The affectionate name for this massive spiral galaxy comes from Benne Holwerda, a researcher at the University of Louisville in Kentucky, who observed it with the Hubble Space Telescope. Holwerda recently investigated the source of the galaxy’s enormous size and wanted to honor the person who studied Rubin’s galaxy prior to his research.
“My research was in large part inspired by Vera Rubin’s work in 1980 on the size of this galaxy,” Holwerda said in the photo description. “We consider this a commemorative image. This goal to cite Dr. Rubin in our observation was very much part of our original Hubble proposal.”
Dark matter is the invisible material that gave itself away when Rubin figured out something was exerting a gravitational influence on the galaxies’ rotation rates.
Hubble researchers called Rubin’s galaxy a “gentle giant,” according to the image description. It’s 2.5 times wider than the Milky Way and has about 10 times as many stars as our home galaxy. It has about 1 trillion stars, Hubble officials wrote. It might be the largest known galaxy in the local universe.
But the galaxy is a quiet place, slowly siphoning in the hydrogen floating between galaxies to make new stars. Rubin’s galaxy doesn’t appear to have gobbled up any neighboring galaxies in order to grow into its massive size.
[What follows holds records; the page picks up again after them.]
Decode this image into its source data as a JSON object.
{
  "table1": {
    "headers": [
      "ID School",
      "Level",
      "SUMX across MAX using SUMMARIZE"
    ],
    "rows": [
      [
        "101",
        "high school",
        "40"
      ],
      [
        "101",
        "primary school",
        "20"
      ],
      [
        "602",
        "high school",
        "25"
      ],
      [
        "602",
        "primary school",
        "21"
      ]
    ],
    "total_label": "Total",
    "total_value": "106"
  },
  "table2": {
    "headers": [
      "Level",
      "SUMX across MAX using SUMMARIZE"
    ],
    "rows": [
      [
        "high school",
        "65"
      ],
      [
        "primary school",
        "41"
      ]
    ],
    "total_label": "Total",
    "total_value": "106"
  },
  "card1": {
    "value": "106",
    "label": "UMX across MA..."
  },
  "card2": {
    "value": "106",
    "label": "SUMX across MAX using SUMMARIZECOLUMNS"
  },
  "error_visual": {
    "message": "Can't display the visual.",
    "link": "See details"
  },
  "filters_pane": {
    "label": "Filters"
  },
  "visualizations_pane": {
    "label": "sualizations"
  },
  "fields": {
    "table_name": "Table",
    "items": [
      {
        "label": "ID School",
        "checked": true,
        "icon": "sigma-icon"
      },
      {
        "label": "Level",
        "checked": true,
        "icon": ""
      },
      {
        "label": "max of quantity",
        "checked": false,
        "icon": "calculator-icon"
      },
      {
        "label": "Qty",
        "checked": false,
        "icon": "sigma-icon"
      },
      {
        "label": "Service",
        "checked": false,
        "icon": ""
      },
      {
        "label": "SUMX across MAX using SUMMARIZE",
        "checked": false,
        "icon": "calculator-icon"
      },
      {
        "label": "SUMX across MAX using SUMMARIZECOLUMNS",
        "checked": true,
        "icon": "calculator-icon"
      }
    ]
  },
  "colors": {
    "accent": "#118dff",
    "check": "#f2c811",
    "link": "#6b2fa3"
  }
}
The calm halo around the galaxy and the “sleeping giant” supermassive black hole at the galactic center support the calm-natured claims, Hubble officials wrote.
But its easygoing lifestyle also means Rubin’s galaxy develops new stars at half the rate of the Milky Way, they added.
Holwerda presented his new research about the galaxy’s massive size at the American Astronomical Society meeting in Honolulu on Jan. 7.
“How it got so big is something we don’t quite know yet,” Holwerda said in the Hubble statement. “It’s as big as you can make a disk galaxy without hitting anything else in space.”